Roberto Noferini si è diplomato al Conservatorio di Milano e si è perfezionato con Arthur Grumiaux, Salvatore Accardo, Dora Schwartzberg, Pavel Vernikov e Dario De Rosa. Vincitore di primi premi in diversi concorsi nazionali ed internazionali, al suo debutto a soli 12 anni al Teatro Comunale di Bologna ha fatto seguito una intensa attività che lo ha portato ad esibirsi in prestigiosi festivals ed importanti istituzioni concertistiche in centinaia di concerti in Italia e all’estero. Segnalato da numerose critiche come uno dei più brillanti violinisti della sua generazione, ha suonato in veste di solista con orchestra alcuni dei principali concerti per violino e suona in varie formazioni con celebri cameristi. Tra le incisioni vanno menzionati due CD per Bongiovanni in duo con Bruno Canino al pianoforte (Le due Sonate per pianoforte e violino di Ferruccio Busoni e Morceaux di Antonio Bazzini), una per la Atopos (Quatuor pour la fin du temps di O. Messiaen) e una per la Tactus (Trio-sonate di Sammartini con Bruno Canino al clavicembalo). Si dedica con attenzione al repertorio contemporaneo lavorando con i massimi compositori italiani viventi. Ha suonato in spettacoli di letture poetiche con Paola Gassman, Arnoldo Foà, Ugo Pagliai. E' docente di violino nell'Istituto Musicale di Faenza e nel Conservatorio di Musica di Matera.

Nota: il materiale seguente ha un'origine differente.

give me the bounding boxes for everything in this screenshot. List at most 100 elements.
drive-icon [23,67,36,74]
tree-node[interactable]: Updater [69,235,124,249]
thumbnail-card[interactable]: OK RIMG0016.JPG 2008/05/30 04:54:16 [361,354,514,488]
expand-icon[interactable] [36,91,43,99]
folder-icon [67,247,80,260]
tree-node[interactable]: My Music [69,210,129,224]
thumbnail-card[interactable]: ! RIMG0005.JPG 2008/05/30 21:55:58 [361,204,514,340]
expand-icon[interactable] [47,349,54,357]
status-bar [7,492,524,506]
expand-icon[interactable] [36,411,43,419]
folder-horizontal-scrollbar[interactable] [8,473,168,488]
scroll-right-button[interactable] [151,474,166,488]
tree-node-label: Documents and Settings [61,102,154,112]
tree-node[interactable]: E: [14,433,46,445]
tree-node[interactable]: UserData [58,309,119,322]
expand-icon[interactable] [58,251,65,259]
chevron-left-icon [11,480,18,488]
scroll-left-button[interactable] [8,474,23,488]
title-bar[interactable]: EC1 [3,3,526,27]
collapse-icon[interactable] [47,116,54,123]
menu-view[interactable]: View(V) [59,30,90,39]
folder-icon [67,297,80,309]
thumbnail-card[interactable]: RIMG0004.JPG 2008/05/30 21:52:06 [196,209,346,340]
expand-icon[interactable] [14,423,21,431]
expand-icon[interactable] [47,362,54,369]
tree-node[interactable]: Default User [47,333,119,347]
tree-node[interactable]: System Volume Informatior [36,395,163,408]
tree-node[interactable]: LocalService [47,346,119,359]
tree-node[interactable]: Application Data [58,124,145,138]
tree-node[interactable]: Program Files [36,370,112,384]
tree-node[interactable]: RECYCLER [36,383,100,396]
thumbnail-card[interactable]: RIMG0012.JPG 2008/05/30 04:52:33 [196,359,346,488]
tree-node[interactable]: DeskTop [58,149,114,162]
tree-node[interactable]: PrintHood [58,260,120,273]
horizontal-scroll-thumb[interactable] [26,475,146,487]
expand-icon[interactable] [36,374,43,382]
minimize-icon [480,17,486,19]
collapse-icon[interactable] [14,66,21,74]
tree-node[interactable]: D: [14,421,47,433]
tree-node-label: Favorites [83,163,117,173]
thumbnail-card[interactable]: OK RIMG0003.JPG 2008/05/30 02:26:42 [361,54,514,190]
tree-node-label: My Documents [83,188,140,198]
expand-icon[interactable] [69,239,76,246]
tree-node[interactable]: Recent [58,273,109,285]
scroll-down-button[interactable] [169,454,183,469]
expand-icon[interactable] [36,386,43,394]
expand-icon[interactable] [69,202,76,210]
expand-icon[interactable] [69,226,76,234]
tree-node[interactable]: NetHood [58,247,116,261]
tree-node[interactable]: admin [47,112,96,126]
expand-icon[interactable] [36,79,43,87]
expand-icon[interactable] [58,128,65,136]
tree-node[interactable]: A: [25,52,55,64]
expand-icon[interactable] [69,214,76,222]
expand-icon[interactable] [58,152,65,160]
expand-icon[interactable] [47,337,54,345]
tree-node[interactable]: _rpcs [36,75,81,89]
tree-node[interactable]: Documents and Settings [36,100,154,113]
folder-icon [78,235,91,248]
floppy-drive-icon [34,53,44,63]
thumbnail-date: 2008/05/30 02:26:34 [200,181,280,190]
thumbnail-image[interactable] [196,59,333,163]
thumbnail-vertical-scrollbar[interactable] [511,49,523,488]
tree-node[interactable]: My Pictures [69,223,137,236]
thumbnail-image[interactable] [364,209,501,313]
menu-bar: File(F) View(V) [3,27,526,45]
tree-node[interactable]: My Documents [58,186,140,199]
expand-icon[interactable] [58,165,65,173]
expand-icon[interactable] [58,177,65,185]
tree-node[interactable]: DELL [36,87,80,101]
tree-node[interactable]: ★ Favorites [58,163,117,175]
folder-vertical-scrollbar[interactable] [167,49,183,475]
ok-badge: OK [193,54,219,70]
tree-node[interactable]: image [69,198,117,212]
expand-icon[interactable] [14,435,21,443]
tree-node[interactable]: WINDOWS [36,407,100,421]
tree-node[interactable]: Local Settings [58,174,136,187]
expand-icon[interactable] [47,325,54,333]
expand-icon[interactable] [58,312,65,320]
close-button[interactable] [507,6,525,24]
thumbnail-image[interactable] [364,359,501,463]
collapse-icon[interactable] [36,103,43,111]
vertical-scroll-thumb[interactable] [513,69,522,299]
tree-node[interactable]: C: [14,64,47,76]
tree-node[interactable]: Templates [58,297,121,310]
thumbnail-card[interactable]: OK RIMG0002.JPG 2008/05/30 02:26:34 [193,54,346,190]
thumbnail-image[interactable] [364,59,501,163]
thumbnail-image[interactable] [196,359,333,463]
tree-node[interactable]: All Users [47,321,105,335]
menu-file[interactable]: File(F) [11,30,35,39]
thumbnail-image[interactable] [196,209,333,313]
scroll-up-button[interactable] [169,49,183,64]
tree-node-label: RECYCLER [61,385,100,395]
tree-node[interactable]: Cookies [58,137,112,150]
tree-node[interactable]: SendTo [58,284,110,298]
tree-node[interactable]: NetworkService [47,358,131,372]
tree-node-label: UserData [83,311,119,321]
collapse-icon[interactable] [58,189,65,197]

Considerato dalla stampa internazionale uno dei più eminenti violoncellisti a livello mondiale grazie alle tante tournée tenute da solista in tutta Europa, USA, Sud America e Messico, Russia, Africa, Cina e Giappone, ove sono anche sorti dei fan’s club a lui dedicati, Andrea Noferini è particolarmente rinomato per il repertorio virtuosistico risultando vincitore di molteplici riconoscimenti quali il Son de Cristal, per due volte del Virtuosity Award, il Best Cd live 2000, la Medaglia d'Oro come benemerito alla Cultura dal Governo Italiano, il Nettuno d'Oro dalla Città di Bologna quale miglior artista dell'anno, etc., mentre il suo Cd con i Capricci di Piatti op. 22 & op. 25 è considerato "…nuovo metro di paragone tecnico sul Violoncello". Di particolare fascino va ricordata l'esecuzione in Mondovisione della Suite in Sol Maggiore di Bach dalla Grotta della Natività a Betlemme il giorno di Natale 2001 e la recente incisione dei duetti per due Violoncelli di J. Offenbach in duo con l'amico Giovanni Sollima. Figlio d'arte con la madre pianista e il padre compositore e già Direttore del Conservatorio di Musica "G.B. Martini" di Bologna, Andrea Noferini si forma strumentalmente a Bruxelles sotto la guida del grande violinista Arthur Grumiaux, si diploma con lode e menzione d'onore al Conservatorio “G. Verdi” di Milano nel 1987 e studia con Antonio Janigro perfezionandosi poi con Andrè Navarra, Paul Tortelier e Yo-Yo Ma. Docente di Violoncello in Corsi e Master Classes in tutto il mondo, dal 1991 è Primo Violoncello Solista del Teatro dell'Opera di Roma.